We provide three classes, TMscoring, Sscoring, and RMSDscoring, that only differ in their default optimisation score.

They are initialised with the file paths to two PDB files:

alignment = tmscoring.TMscoring('structure1.pdb', 'structure2.pdb')

# Find the optimal alignment
alignment.optimise()

# Get the TM score:
alignment.tmscore(**alignment.get_current_values())

# Get the TM local scores:
alignment.tmscore_samples(**alignment.get_current_values())

# RMSD of the protein aligned according to TM score
alignment.rmsd(**alignment.get_current_values())

# Returns the transformation matrix between both structures:
alignment.get_matrix(**alignment.get_current_values())

# Save the aligned files:
alignment.write(outputfile='aligned.pdb', appended=True)
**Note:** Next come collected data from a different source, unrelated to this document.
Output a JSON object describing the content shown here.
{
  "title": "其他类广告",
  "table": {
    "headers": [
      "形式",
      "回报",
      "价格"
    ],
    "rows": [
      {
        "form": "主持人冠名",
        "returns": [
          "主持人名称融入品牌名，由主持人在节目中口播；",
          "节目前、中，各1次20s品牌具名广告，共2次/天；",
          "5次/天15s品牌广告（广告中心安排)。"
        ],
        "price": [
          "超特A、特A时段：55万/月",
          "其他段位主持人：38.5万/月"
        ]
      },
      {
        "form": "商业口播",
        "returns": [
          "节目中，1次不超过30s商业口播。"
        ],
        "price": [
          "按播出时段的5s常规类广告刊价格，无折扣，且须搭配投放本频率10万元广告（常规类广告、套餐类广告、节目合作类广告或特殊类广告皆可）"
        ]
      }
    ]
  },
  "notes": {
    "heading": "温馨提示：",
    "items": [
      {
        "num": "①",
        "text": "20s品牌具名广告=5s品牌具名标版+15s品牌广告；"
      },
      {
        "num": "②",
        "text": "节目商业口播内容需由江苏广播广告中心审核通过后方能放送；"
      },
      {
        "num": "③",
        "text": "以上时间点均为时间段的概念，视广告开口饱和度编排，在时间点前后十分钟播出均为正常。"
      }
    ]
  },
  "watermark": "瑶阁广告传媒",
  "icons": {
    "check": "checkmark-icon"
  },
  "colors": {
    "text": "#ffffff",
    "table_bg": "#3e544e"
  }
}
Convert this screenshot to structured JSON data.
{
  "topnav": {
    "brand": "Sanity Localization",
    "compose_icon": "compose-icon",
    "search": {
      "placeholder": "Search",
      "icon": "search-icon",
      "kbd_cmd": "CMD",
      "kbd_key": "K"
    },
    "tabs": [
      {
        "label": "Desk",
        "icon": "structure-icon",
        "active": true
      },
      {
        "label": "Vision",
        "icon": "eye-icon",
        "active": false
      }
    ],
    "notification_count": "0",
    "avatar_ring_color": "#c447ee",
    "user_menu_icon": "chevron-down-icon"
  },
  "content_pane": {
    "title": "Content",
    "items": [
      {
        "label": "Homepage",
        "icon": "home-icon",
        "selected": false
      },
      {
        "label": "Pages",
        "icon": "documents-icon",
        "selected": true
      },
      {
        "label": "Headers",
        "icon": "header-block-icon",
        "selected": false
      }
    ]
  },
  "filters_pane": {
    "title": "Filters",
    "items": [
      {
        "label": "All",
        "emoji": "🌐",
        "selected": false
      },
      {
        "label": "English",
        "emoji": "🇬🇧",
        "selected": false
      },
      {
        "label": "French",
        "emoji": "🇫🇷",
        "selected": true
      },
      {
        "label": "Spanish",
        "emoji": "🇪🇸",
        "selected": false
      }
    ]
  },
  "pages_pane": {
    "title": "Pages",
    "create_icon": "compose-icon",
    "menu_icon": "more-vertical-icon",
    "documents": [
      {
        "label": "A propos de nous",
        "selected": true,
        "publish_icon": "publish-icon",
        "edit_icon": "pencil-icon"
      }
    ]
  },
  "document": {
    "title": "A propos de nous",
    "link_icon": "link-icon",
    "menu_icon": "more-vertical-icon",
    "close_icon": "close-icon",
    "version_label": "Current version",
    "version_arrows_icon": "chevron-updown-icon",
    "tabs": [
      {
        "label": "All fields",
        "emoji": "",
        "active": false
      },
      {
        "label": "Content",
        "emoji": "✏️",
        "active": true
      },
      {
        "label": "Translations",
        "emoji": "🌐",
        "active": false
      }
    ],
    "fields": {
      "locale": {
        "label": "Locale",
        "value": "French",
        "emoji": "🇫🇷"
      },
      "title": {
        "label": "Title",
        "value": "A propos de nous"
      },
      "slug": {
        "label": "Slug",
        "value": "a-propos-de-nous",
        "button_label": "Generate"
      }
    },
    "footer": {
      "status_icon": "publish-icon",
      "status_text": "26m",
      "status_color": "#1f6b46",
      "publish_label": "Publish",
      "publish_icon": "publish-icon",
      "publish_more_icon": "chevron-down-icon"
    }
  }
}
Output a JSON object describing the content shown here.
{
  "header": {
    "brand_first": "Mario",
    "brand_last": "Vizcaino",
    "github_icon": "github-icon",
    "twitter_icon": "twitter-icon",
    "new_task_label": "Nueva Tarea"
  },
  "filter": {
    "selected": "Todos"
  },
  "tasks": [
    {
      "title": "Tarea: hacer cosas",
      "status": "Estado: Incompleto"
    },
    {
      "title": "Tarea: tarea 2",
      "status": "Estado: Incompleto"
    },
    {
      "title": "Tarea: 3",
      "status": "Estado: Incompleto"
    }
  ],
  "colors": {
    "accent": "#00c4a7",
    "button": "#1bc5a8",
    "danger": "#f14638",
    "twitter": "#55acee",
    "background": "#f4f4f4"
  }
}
The structures can be matched by index (default), or performing a global sequence alignment with Smith-Waterman using a match score of 2, mismatch of -1, a gap penalty of -0.5 for opening and -0.1 for extending.

Utility functions:

get_tm(path_to_pdb1, path_to_pdb2) and get_rmsd(pdb1, pdb2) are simple wrappers that compute TM score or RMSD.

What is different?

tmscoring is a Python library that conveniently exposes all the necessary variables. This removes the necessity to parse files.

Also, the minimisation engine is MINUIT's Migrad, a powerful and robust derivative-free minimisation algorithm, heavily tested by particle physicists for decades. In our testing, tmscoring yields the same or slightly better scores than upstream TMscore.